If governments are the people’s servants and not their masters, then the people of this country need to be empowered, with a clear understanding of the proper relationship between themselves and elected officials, and how they may hold them to account at all times.
We have to face facts. Cabinets in these small parliaments can often dominate and outnumber the combined forces of the opposition and backbenchers and this makes for a governance problem that has to be faced.
It can be confusing for the average person to follow the economic arguments in favour of this or that approach. Topics such as the fiscal deficit and the balance of payments and foreign reserves, not to mention the issue of foreign direct investment, can often seem like a foreign language to all but the keenest followers of debates on our current affairs.
In this potpourri of charge and countercharge, with a presentation on facts by the governing Democratic Labour Party and a march of disgust by the Opposition Barbados Labour Party, the man (and woman) in the street is being flooded with information from all sides and is expected to separate the wheat from the chaff, and truth from the untruth.
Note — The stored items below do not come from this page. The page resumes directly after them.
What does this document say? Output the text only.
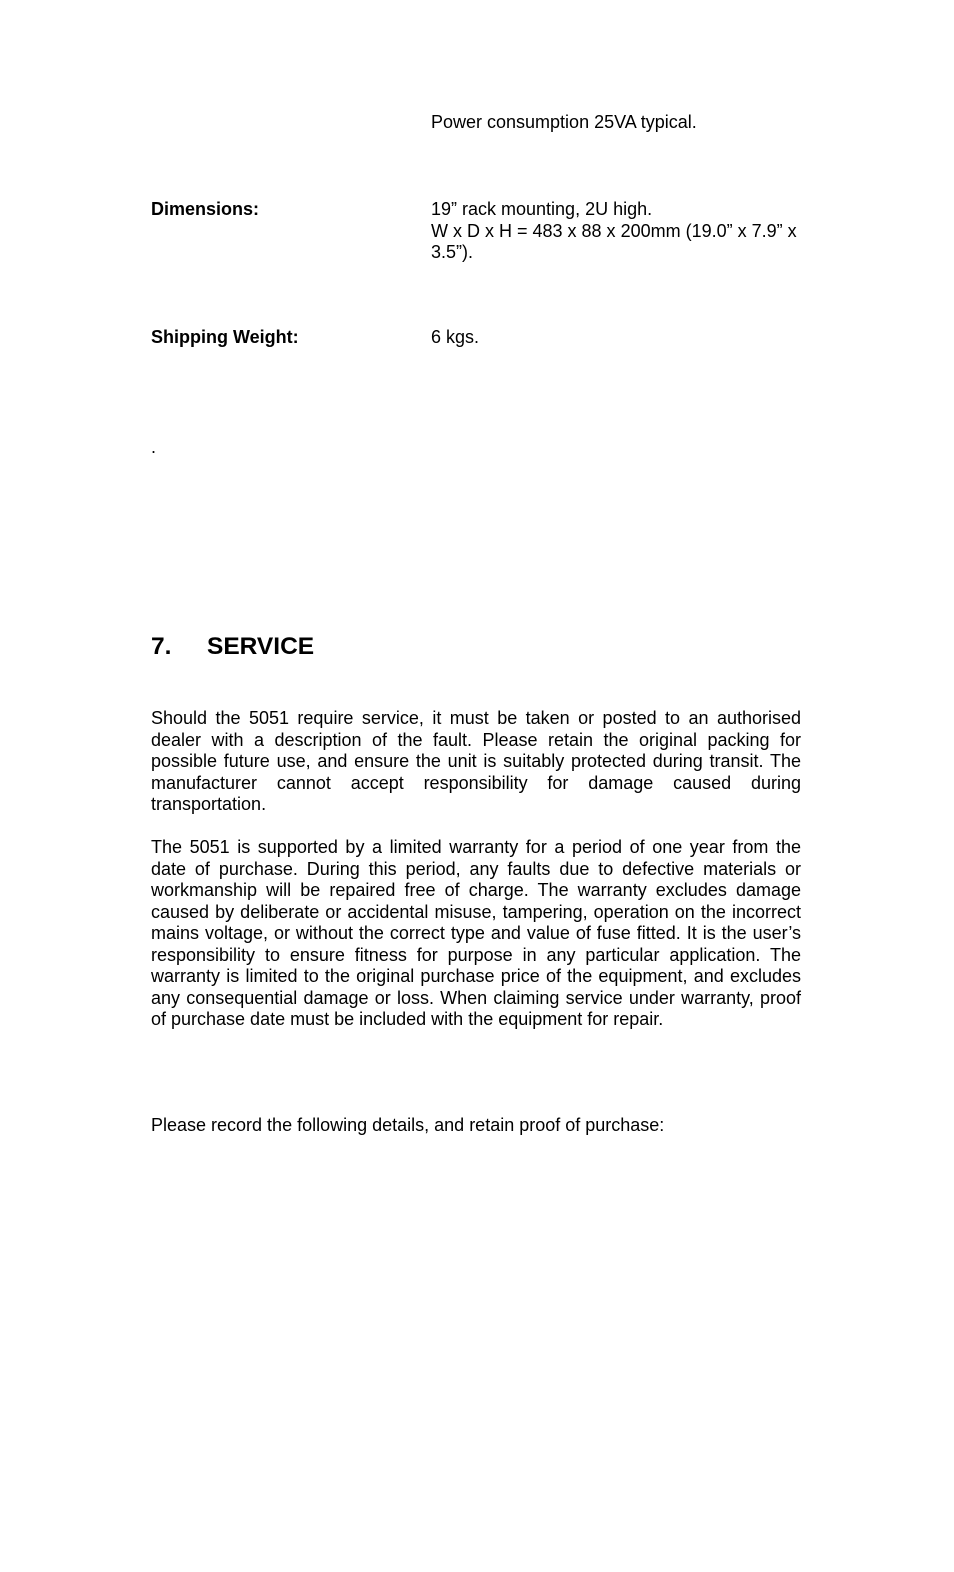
Power consumption 25VA typical.
Dimensions:	19” rack mounting, 2U high.
W x D x H = 483 x 88 x 200mm (19.0” x 7.9” x 3.5”).
Shipping Weight:	6 kgs.
.
7. SERVICE
Should the 5051 require service, it must be taken or posted to an authorised dealer with a description of the fault. Please retain the original packing for possible future use, and ensure the unit is suitably protected during transit. The manufacturer cannot accept responsibility for damage caused during transportation.
The 5051 is supported by a limited warranty for a period of one year from the date of purchase. During this period, any faults due to defective materials or workmanship will be repaired free of charge. The warranty excludes damage caused by deliberate or accidental misuse, tampering, operation on the incorrect mains voltage, or without the correct type and value of fuse fitted. It is the user’s responsibility to ensure fitness for purpose in any particular application. The warranty is limited to the original purchase price of the equipment, and excludes any consequential damage or loss. When claiming service under warranty, proof of purchase date must be included with the equipment for repair.
Please record the following details, and retain proof of purchase:
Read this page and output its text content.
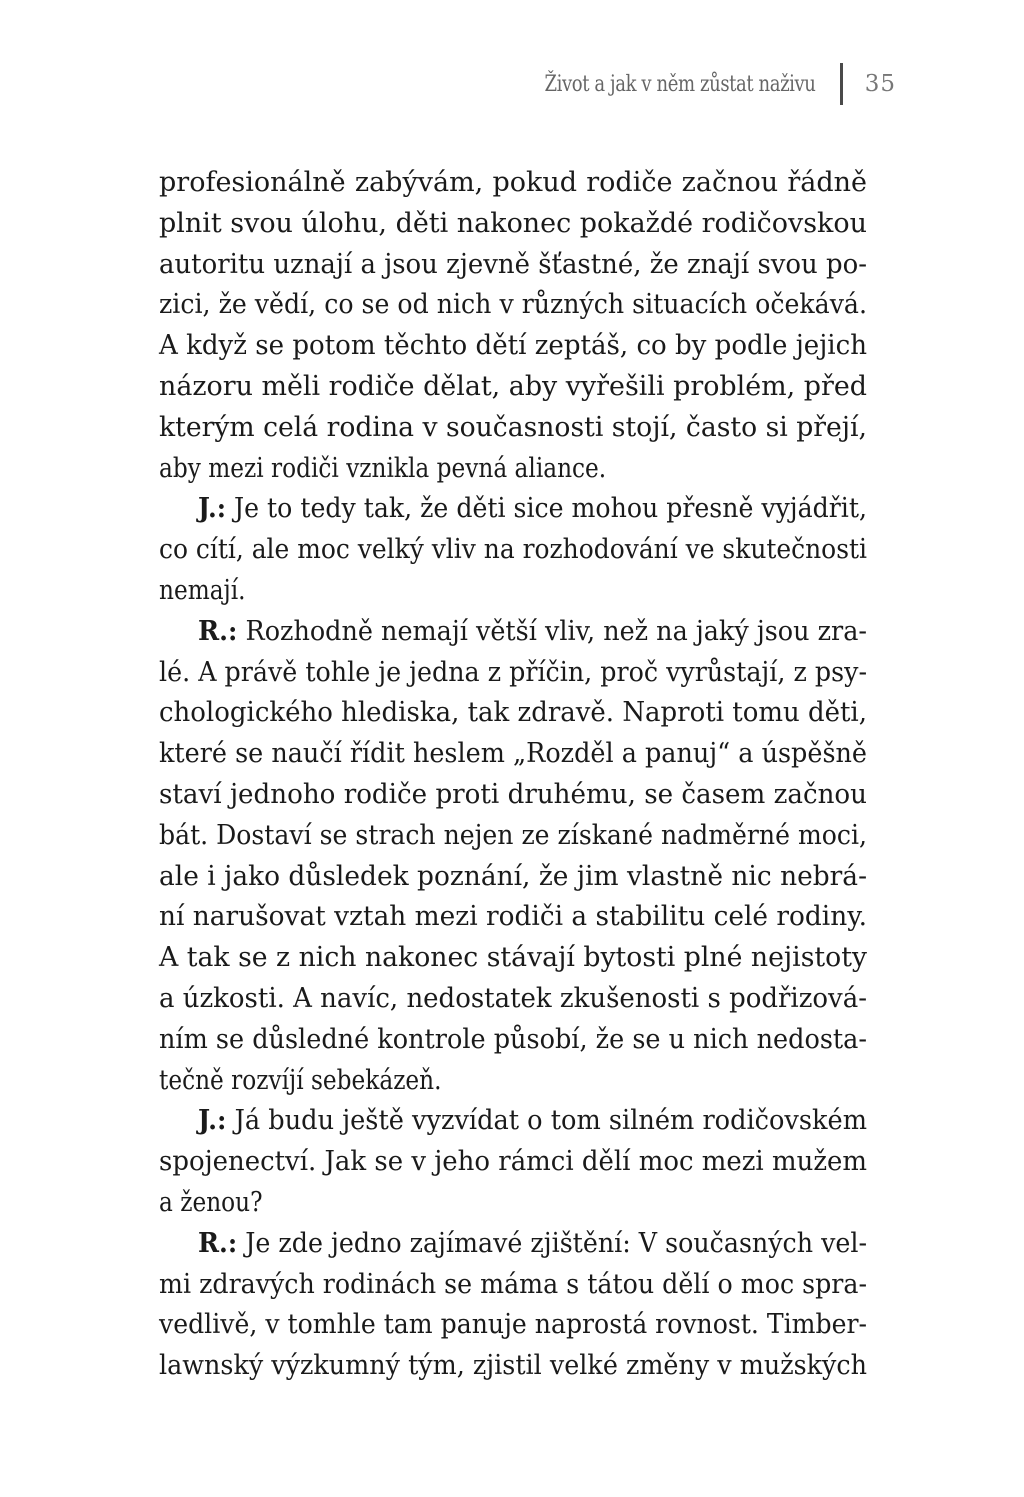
Život a jak v něm zůstat naživu 35
profesionálně zabývám, pokud rodiče začnou řádně
plnit svou úlohu, děti nakonec pokaždé rodičovskou
autoritu uznají a jsou zjevně šťastné, že znají svou po-
zici, že vědí, co se od nich v různých situacích očekává.
A když se potom těchto dětí zeptáš, co by podle jejich
názoru měli rodiče dělat, aby vyřešili problém, před
kterým celá rodina v současnosti stojí, často si přejí,
aby mezi rodiči vznikla pevná aliance.
J.: Je to tedy tak, že děti sice mohou přesně vyjádřit,
co cítí, ale moc velký vliv na rozhodování ve skutečnosti
nemají.
R.: Rozhodně nemají větší vliv, než na jaký jsou zra-
lé. A právě tohle je jedna z příčin, proč vyrůstají, z psy-
chologického hlediska, tak zdravě. Naproti tomu děti,
které se naučí řídit heslem „Rozděl a panuj“ a úspěšně
staví jednoho rodiče proti druhému, se časem začnou
bát. Dostaví se strach nejen ze získané nadměrné moci,
ale i jako důsledek poznání, že jim vlastně nic nebrá-
ní narušovat vztah mezi rodiči a stabilitu celé rodiny.
A tak se z nich nakonec stávají bytosti plné nejistoty
a úzkosti. A navíc, nedostatek zkušenosti s podřizová-
ním se důsledné kontrole působí, že se u nich nedosta-
tečně rozvíjí sebekázeň.
J.: Já budu ještě vyzvídat o tom silném rodičovském
spojenectví. Jak se v jeho rámci dělí moc mezi mužem
a ženou?
R.: Je zde jedno zajímavé zjištění: V současných vel-
mi zdravých rodinách se máma s tátou dělí o moc spra-
vedlivě, v tomhle tam panuje naprostá rovnost. Timber-
lawnský výzkumný tým, zjistil velké změny v mužských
Yet there is a large need for public education and information on our public affairs, if we are to judge by the comments and requests for explanations made by callers to radio call-in programmes.
Even if we teach aspects of civics in school, it still seems to be the case that much greater public discussion of our governance in a systematic manner is required if we are to equip the people with the knowledge and information to form sensible opinions on the management of their affairs by the politicians.
To make sense of the present situation requires focus on aspects of the economy as well as the ability to zero in on the nature and practice of our politics. As an example, Prime Minister Stuart has recently made the argument that the rating agencies can downgrade Barbados’ credit worthiness but cannot downgrade the numerous gains articulated by his ministers.
Are the people to accept this statement at face value? We think not, because it ought to be clear that our need to attract foreign direct investment exposes us to the decision-making discretion of external potential investors, who may be adversely influenced against investing here by such rating agency decisions. The collateral damage from such decisions can eventually affect the quality of life and the gains made by ministries.
As agents of the press, we can only do so much education, but particularly in the Estimates Debate the policies and decisions of the Government ought to be under the severest public scrutiny. Questions ought to be asked and answers given before the Estimates are passed and given parliamentary approval.
It would enhance our democracy if the public is better equipped to ensure that the feet of all governments are always held to the fire – and not only at election time.